One of seven men accused of plotting to blow up the Sears Tower has admitted swearing allegiance to al-Qaida and told investigators he and the others planned to bomb five FBI buildings, a prosecutor said Thursday.
Lyglenson Lemorin, a Haitian national, also admitted to attending military training in Miami and other parts of Florida to carry out the mission, Assistant U.S. Attorney Richard Getchell said during Lemorin’s hearing before a U.S. magistrate.
Getchell also said that the alleged ringleader, Narseal Batiste, had told an FBI informant that his contacts from a delivery job he once held were going to help his group use tunnels under Chicago to stage an attack.
Lemorin is one of seven men suspected in the terror plot who were arrested last week on conspiracy charges at the group’s alleged hide-out in a Miami warehouse. He was ordered held without bond Thursday and transferred to Miami to stand trial.
Getchell said Batiste told the informant, who posed as an al-Qaida member, that with the terror group’s support he could get his plans going in less than a year.

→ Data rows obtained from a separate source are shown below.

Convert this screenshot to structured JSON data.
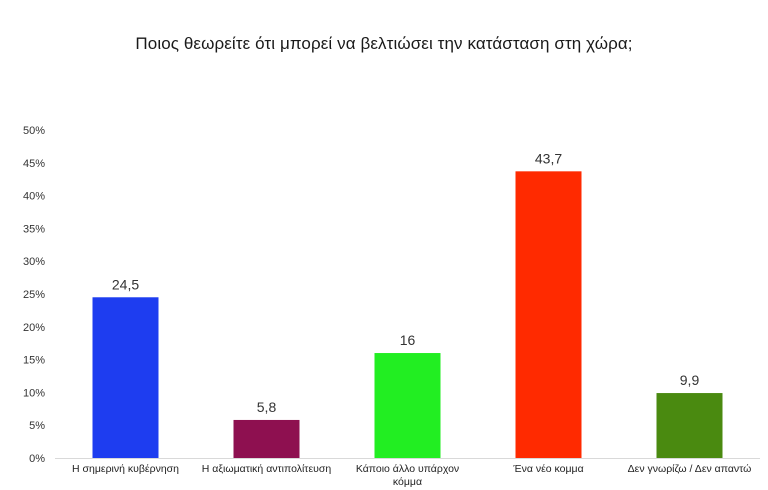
{
  "chart_data": {
    "type": "bar",
    "title": "Ποιος θεωρείτε ότι μπορεί να βελτιώσει την κατάσταση στη χώρα;",
    "xlabel": "",
    "ylabel": "",
    "ylim": [
      0,
      50
    ],
    "yticks": [
      "0%",
      "5%",
      "10%",
      "15%",
      "20%",
      "25%",
      "30%",
      "35%",
      "40%",
      "45%",
      "50%"
    ],
    "grid": false,
    "categories": [
      [
        "Η σημερινή κυβέρνηση"
      ],
      [
        "Η αξιωματική αντιπολίτευση"
      ],
      [
        "Κάποιο άλλο υπάρχον",
        "κόμμα"
      ],
      [
        "Ένα νέο κομμα"
      ],
      [
        "Δεν γνωρίζω / Δεν απαντώ"
      ]
    ],
    "values": [
      24.5,
      5.8,
      16,
      43.7,
      9.9
    ],
    "value_labels": [
      "24,5",
      "5,8",
      "16",
      "43,7",
      "9,9"
    ],
    "colors": [
      "#1e3df0",
      "#8e1050",
      "#22ee22",
      "#ff2a00",
      "#4a8a10"
    ]
  }
}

The indictment against the men alleges Batiste planned an attack he said would be “as good or greater than 9/11,” although authorities say his group had no explosives and lacked adequate funding.
Allegedly admired bin Laden
At repeated meetings with the informant, Batiste said he admired Osama bin Laden, was honored and excited that al-Qaida would align itself with his group and said he had members in Chicago and Louisiana, Getchell said.
Authorities have said that although the seven defendants thought the informant was with al-Qaida, they never actually made contact with the terrorist network.
The prosecutor read from the pledge that he said Lemorin and the other defendants took. They pledged to represent Osama bin Laden, and were committed to be Islamic soldiers engaged in jihad and that they would keep to the path of holy war until God’s word was exalted.
According to Getchell, Batiste was planning to take down the Sears Tower with dynamite. Batiste allegedly said he had worked in Chicago for a delivery firm and could count on former employees there to help plan the attack through the tunnel system in Chicago, Getchell said.
According to the prosecution, between October and April, Batiste and others took video and photographs of several buildings in Miami which they offered to the informant as potential targets.
The prosecution had asked that Lemorin be denied bond, but Getchell said that even if it had been granted, Lemorin would have been taken into custody by immigration authorities. Although he’s a lawful permanent resident he can be deported based on his admitted alignment with a foreign terrorist organization.
Another defendant is an illegal immigrant from Haiti, but the other five are U.S. citizens.